Dos escritos de Agostinho

DEUS É A VIDA DE TUA ALMA

“Tua alma morre perdendo a sua vida. Tua alma é a vida do teu corpo, e Deus é a vida de tua alma. Do mesmo modo que o corpo morre quando perde a sua alma, que é sua vida, assim a alma morre quando perde a Deus, que é sua vida. Certamente, a alma é imortal, e de tal modo é imortal, que vive mesmo estando morta. Aquilo que disse o Apóstolo da viúva que vivia em deleites pode-se dizer também da alma que tem perdido o seu Deus: que vivendo está morta”.

(Com. Ev. de João, 47, 8)

UM ENCONTRO COM A VIDA. ESTA FOI A SUA PÁTRIA

 

O Africano

Santo Agostinho foi filho da África, abundantemente regada com o sangue dos mártires. A sua terra natal foi Tagaste. Na atualidade, é uma pequena vila da Argélia com cerca de dois mil habitantes chamada Souk‑Ahras. Quando Agostinho ali viu pela primeira vez a luz do dia, era uma pequena vila sem importância de maior, cujo número de habitantes não podemos indicar. Pertencia à província da Numídia, uma das muitas em que estava dividido o imenso império romano. Situada numa meseta, a setecentos metros de altitude, o sustento necessário era‑lhe fornecido pelos pequenos vales dos arredores, cobertos de searas e olivais. Entre os seus habitantes e o Mar Mediterrâneo, situado a pouco mais de 300 kms, interpunham‑se grandes pinhais.
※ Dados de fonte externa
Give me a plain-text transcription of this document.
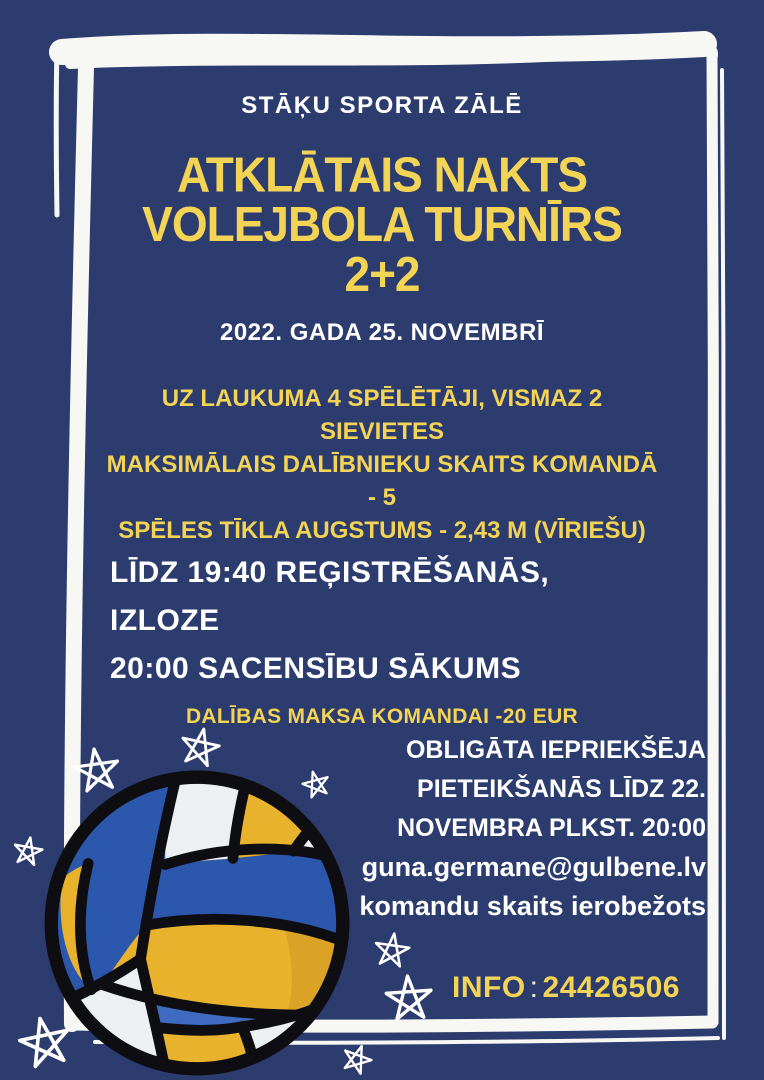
STĀĶU SPORTA ZĀLĒ
ATKLĀTAIS NAKTS
VOLEJBOLA TURNĪRS
2+2
2022. GADA 25. NOVEMBRĪ
UZ LAUKUMA 4 SPĒLĒTĀJI, VISMAZ 2
SIEVIETES
MAKSIMĀLAIS DALĪBNIEKU SKAITS KOMANDĀ
- 5
SPĒLES TĪKLA AUGSTUMS - 2,43 M (VĪRIEŠU)
LĪDZ 19:40 REĢISTRĒŠANĀS,
IZLOZE
20:00 SACENSĪBU SĀKUMS
DALĪBAS MAKSA KOMANDAI -20 EUR
OBLIGĀTA IEPRIEKŠĒJA
PIETEIKŠANĀS LĪDZ 22.
NOVEMBRA PLKST. 20:00
guna.germane@gulbene.lv
komandu skaits ierobežots
INFO : 24426506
Apesar dos cereais e das azeitonas aquela gente conhecia a pobreza. Trabalhava a terra, ganhava com o suor do seu rosto o pão, que iam comer os cidadãos ociosos de Roma ou os soldados que se encontravam junto do Reno ou do Danúbio, defendendo as fronteiras do império, constantemente ameaçadas pelos bárbaros. Os impostos e as taxas oprimiam os pobres camponeses. No entanto, não lhes faltava tempo para assistir, no anfiteatro, aos jogos e caçadas de feras organizadas pelos ricaços das vilas, "os únicos que viviam", à sombra dos quais procuravam proteção. Em troca dela, os senhores apenas pediam uma vênia ou um simples descobrir‑se. Outras vezes conformavam‑se com a glória de ver levantada uma estátua em sua honra no foro da cidade.

O império, que agora lhes comia o pão, havia-lhes dado outro: o da cultura. Ali falava‑se o latim, se bem que muitos camponeses falassem também o púnico ou, talvez só, o púnico, medida que se avançava para o interior isto era o mais freqüente.

O cristianismo tinha já penetrado com firmeza. Poucos anos antes do nascimento de Agostinho, a cidade tinha sido donatista na sua totalidade, mas logo voltou à unidade católica como conseqüência das leis imperiais. A conversão foi algo mais do que oportunista. Agostinho escreveria, mais tarde, que os seus habitantes detestavam tanto o donatismo que dava a impressão de nunca terem estado do seu lado. Mas Cristo ainda não tinha entrado em todos os lares nem em todos os corações, como veremos na família de Agostinho. Agostinho só passou uma parte mínima da sua vida na terra natal. Depressa procurará horizontes mais amplos. O mar, que agora estava longe, far‑lhe‑á companhia durante muitos anos da sua afanosa existência.